Sunday, January 20, 2013

The Great Chux Weighing Experiment

For the complete background on this issue, please refer back to two recent posts: "Stats....200 Babies" and " Putting Yourself Out There".  Briefly, back in November, I was lucky to catch my 200th little babe.  Afterward, I put together some statistics from those births.  Some were expected and some were not.   One thing that surprised me was the rate of PPH.  (Again, for the full story please read the posts mentioned above.)  Since that time, I have been weighing every chux after every birth, and I just baby #210.  So, I thought that I would post an update:

Birth #201: EBL 200cc (my guess was 150)

Birth #202: EBL 100cc (my guess was 100)

Birth #203: EBL 500cc (my guess was 400), this Mama had no negative symptoms so I did not call it a PPH because it was not more than 500...

Birth #204: EBL 200cc (my guess was 250)

Birth #205: EBL 150cc (my guess was 150)

Birth #206: EBL 150cc (my guess was 200)

Birth #207: EBL 900cc (my guess was 850), this was a second time Mama who had a precipitous birth, she did have some symptoms and received two different anti-hemorrhagic medications.  She stabilized and finished her recovery at the birth center before going home.

Birth #208: EBL 2500cc (this is not a typo!), this primip Mama lost 1900cc at the birth center and was transfered to the hospital where she lost an additional 600cc.  She had a long-ish labor of over 15 hours, and a long-ish second stage of 3 hours and 15 minutes, third stage was 20 min.  She had SROM'd 18 hours prior to the birth, had been afebrile and the fluid was clear.  Baby was term and weighed 7# 15.5oz.  Initially, with the placenta she lost 700cc, received a dose of IM pitocin and stabilized.  Then at 1 hour and 45 minutes PP, over the course of 15 minutes she lost another 1200cc.  During that time, she received an IM dose of methergine, cytotc rectally, an IV was started and a foley catheter was placed.  She was very symptomatic and an ambulance was called for transport.  Upon arrival to the L&D unit, she had stabilized.  She was taken to the OR and a 600cc clot was removed from her uterus.  Then she completely turned the corner and had a good recovery...after receiving 2 units of blood.  An obvious cause for her PPH was not identified, there was no hidden laceration, the placenta and membranes were intact.  She is a healthy 25 year old who had had a completely benign prenatal course.

Birth #209: EBL 100cc (my guess was 150)

Birth #210: EBL 950cc (my guess was 900), this primip Mama had a precipitous labor with a hard second stage.  Her little one had double compound hands and she really had to work him out.  Baby was term and weighed 8# 10oz.  She had PROM'd about an hour before her labor started, she had been afebrile and the fluid was clear.  She received an IM dose of pitocin, then had some more bleeding and an IV was started with pitocin in the bag and she was straight cathed (she was unable to urinate in a bed pan or to walk to the BR).  She then stabilized and finished her recovery at the birth center before going home.  She is a healthy 25 year old who had had a completely benign prenatal course.

So, yuck...three big PPH's out of those 10 births!  Now, hopefully I won't have another one for a long, long time.  I have noticed that these things usually happen in clusters, so I am hoping for that.  In general, our Mama's have good diets, we recommend 65-75gms of protein per day and have the ladies do dietary recalls for us.  We recommend nutritive pregnancy herbs and regular exercise.

What I did learn from this experiment is that my EBL "guessing skills" are just ok, with a range of 50-100cc's off.  I found it to be much easier to estimate the loss when it was lower.  Thoughts?.....

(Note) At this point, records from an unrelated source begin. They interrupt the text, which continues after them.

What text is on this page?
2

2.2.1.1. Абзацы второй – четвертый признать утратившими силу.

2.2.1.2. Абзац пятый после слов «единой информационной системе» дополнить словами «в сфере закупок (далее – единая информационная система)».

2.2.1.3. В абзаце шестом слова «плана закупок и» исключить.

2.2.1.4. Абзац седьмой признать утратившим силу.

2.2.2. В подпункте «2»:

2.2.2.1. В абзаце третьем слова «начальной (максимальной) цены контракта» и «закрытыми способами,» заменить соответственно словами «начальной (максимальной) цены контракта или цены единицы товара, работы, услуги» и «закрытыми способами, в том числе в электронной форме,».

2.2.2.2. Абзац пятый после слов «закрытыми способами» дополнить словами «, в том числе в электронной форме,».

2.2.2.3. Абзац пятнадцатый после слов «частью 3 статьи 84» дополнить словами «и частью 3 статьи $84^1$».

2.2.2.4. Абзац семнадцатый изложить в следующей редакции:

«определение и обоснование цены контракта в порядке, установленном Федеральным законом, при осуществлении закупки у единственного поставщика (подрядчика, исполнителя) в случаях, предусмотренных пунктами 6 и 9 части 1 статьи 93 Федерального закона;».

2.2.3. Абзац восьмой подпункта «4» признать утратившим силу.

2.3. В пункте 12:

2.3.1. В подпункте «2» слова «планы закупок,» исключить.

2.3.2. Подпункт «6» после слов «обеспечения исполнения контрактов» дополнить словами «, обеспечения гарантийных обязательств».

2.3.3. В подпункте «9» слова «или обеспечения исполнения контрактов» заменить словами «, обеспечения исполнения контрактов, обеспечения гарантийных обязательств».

  1. Aubre - thanks for sharing this! Weighing chux is such a great idea to gauge your blood loss estimation. I think many providers struggle with this. And, yuck to those nasty PPH! I hope you haven't experienced many more recently!

  2. So far, knock on wood, I haven't had any more PPH's. I have really found the weighing of the chux to be valuable and will probably keep doing it. I think it is important to be open and transparent about stats, every 100 births I have compiled mine and plan to keep doing so. I highly recommend it for all providers.
    Those 3 PPH's serve as a reminder that even with normal, physiological birth in low risk popultions we must remain vigilant and ready to respond quickly when needed. I tell families that most of the time you don't need me, however, when you do need me you REALLY NEED me!